Earlier today, the Pew Center on the States released a report comparing the ways in which different states evaluate the costs, benefits, and effectiveness of their economic development incentive efforts—those programs that provide tax or cash grants to private companies in exchange for promises to create jobs and spur investment. Given tight budgets and struggling labor markets across the country, policy makers are faced with the challenge of ensuring that these programs actually yield their intended results.
As the report lays out, however, far too many states provide inadequate or nonexistent strategies for evaluating the results of their incentive programs. As a result, policy makers in these states have little or no way to assess whether the $11 billion states spent on these incentives every year really live up to their promised levels of job creation and economic growth.

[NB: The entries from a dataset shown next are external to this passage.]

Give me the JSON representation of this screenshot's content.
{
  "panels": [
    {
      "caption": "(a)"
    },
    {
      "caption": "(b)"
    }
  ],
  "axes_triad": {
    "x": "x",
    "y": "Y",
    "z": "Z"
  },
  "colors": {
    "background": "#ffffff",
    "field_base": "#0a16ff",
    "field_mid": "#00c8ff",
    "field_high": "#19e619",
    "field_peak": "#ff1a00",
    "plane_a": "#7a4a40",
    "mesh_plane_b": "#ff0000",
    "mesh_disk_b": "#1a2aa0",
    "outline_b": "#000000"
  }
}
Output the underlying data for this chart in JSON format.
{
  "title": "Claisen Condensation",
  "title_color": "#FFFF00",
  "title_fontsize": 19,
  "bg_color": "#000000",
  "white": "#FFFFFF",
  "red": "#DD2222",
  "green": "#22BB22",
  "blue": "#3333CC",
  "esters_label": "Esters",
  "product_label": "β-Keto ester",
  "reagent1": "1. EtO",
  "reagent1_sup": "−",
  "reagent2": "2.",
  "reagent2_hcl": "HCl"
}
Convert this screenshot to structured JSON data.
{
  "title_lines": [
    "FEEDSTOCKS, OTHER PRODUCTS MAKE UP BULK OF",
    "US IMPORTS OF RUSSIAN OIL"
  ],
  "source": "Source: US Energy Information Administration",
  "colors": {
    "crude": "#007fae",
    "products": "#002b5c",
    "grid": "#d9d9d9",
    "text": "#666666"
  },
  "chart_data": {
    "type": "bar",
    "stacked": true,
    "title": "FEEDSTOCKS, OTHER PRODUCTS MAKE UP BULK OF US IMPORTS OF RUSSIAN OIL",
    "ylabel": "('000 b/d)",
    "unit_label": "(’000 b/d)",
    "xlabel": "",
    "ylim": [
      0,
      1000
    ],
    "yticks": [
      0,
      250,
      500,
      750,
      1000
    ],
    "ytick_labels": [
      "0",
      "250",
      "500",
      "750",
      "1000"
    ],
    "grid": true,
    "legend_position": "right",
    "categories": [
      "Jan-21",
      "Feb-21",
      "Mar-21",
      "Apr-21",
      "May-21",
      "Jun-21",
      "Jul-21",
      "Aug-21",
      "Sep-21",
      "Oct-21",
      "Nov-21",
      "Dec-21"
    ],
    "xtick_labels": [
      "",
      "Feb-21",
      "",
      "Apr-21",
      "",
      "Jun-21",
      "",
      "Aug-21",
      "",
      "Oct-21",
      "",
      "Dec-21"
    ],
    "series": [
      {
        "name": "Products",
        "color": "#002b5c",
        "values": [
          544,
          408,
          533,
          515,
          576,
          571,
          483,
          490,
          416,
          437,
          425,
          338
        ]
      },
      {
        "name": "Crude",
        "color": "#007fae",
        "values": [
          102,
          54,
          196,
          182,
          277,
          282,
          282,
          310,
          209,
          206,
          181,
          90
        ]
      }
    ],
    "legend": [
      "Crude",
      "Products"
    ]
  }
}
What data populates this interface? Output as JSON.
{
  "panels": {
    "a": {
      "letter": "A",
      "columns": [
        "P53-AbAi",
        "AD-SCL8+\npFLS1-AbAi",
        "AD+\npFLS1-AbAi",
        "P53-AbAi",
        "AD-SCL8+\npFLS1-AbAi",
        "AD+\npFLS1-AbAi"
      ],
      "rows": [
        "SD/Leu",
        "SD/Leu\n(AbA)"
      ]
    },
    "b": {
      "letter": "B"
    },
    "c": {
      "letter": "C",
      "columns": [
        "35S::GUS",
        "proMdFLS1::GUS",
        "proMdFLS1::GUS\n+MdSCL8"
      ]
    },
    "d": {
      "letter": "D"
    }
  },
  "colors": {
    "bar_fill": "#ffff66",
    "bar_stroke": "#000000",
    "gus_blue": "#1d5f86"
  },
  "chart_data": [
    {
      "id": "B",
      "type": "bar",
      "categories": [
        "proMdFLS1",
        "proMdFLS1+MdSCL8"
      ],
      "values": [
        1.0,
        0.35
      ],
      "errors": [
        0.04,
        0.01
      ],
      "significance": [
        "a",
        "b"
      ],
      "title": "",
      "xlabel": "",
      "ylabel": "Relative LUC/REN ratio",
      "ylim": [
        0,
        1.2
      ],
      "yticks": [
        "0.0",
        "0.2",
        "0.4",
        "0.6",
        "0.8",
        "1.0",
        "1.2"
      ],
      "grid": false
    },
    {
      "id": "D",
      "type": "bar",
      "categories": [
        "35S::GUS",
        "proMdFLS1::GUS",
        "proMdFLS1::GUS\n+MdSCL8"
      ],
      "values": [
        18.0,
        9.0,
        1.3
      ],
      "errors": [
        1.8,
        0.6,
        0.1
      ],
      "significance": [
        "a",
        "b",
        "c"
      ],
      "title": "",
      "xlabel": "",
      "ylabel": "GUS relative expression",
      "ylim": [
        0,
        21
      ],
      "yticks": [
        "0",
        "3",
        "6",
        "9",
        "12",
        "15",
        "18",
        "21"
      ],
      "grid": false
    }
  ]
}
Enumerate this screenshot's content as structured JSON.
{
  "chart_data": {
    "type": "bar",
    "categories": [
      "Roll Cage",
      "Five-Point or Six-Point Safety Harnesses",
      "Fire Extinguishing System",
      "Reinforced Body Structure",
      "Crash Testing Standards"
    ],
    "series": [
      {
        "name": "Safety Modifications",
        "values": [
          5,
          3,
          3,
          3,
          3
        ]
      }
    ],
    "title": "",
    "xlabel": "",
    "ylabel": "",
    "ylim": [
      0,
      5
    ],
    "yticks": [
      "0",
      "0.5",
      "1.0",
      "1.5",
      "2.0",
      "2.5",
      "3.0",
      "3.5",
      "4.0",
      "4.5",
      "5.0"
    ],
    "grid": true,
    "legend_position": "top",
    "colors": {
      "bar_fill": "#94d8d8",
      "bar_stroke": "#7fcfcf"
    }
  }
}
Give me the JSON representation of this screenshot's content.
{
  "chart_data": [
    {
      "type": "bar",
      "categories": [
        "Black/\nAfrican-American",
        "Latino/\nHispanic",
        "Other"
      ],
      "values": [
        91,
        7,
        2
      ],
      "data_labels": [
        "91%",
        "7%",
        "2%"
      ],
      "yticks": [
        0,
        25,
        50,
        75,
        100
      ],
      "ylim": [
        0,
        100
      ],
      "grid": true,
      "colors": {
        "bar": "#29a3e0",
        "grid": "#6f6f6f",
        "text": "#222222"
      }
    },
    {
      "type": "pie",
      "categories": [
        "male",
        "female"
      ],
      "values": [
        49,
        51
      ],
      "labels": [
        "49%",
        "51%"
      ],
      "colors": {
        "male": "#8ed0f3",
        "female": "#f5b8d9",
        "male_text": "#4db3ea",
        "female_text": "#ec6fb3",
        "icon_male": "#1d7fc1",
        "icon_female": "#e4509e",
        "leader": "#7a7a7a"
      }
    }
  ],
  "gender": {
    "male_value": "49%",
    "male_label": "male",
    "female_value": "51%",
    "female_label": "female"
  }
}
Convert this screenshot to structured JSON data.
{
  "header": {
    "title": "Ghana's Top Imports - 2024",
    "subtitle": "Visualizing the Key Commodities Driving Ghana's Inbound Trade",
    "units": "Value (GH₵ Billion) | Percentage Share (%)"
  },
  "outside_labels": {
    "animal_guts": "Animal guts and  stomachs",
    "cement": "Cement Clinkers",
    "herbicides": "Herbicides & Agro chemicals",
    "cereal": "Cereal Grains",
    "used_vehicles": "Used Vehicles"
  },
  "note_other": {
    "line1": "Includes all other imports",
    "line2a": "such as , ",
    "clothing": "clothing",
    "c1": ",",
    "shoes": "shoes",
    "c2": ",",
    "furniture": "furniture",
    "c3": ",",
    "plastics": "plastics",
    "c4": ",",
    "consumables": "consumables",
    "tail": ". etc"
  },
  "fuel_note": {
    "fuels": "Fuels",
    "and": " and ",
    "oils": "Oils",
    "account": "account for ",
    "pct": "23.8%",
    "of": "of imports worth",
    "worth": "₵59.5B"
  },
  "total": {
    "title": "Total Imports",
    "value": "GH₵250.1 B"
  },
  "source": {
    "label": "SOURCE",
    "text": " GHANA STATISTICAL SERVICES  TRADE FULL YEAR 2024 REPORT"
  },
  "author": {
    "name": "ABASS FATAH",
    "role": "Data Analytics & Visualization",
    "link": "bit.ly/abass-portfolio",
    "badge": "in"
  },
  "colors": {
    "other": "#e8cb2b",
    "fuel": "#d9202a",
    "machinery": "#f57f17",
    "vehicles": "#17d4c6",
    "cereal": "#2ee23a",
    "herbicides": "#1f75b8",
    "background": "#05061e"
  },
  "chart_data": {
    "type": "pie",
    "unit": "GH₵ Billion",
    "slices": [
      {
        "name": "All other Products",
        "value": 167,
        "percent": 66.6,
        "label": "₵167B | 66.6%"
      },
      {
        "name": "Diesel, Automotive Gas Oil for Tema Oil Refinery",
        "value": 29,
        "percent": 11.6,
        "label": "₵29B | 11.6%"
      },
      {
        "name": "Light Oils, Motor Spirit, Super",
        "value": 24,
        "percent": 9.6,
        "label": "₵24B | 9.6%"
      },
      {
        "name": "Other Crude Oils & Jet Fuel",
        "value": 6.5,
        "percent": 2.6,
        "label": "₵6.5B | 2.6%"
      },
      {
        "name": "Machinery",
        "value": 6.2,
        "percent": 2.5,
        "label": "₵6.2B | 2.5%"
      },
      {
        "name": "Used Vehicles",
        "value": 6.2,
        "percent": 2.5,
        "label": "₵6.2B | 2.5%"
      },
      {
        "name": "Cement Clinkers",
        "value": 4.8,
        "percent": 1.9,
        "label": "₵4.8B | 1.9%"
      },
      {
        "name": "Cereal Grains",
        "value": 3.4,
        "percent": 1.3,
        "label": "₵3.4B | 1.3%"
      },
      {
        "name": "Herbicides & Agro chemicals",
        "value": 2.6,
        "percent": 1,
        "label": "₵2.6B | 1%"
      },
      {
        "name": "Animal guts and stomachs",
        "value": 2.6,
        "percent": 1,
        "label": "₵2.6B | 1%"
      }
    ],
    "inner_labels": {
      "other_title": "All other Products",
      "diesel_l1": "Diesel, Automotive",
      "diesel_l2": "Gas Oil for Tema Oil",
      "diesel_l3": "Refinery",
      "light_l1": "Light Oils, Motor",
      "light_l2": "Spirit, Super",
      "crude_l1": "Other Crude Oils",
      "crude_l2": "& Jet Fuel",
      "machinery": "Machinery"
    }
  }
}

Fortunately, North Carolina is not one of these negligent states. Similar to other recent studies, the Pew report finds that North Carolina is a national leader in evaluating the fiscal and economic impacts of the state’s discretionary incentives programs (including JDIG, OneNC, and JMAC), both before and after individual incentives are offered to prospective companies, and on a more comprehensive basis that looks at the annual combined effects of all the programs taken together.
According to the report, the only area in which the state falls short is the area of integrating these evaluations into the formal policy making process such that legislators use them when determining the scope and scale of incentives that the state should offer—evidence based policy-making, in other words. The report suggests that while the N.C. Department of Commerce’s reporting and evaluation strategies are first-rate, the state still lacks a viable mechanism for translating these evaluations into actual legislative policy on an ongoing basis.
Although the report doesn’t mention it specifically, the ad hoc nature of the General Assembly’s oversight of economic development and incentive programs in past sessions may well contribute to this problem—a number of non-standing committees were authorized to assist in evaluating these programs, but they apparently rarely or never met in the years since 2007.
Beginning in the recently concluded long-session, however, the Joint Legislative Committee on Economic Development & Global Engagement Oversight has played this role by conducting a comprehensive assessment of the state’s entire economic development system, with the explicit intention of shaping future policy based on this evaluation.
Over the long term, the legislature should build on this work and consider a permanent committee to make this kind of evidence-based policy recommendations on a regular, ongoing basis, so that successive legislatures don’t re-invent the wheel every few sessions and maintain a consistent and effective oversight role for economic development incentives.
Good policy requires good evidence, and our state’s incentive programs should be as evidence-based as possible in order to fulfill their stated goals.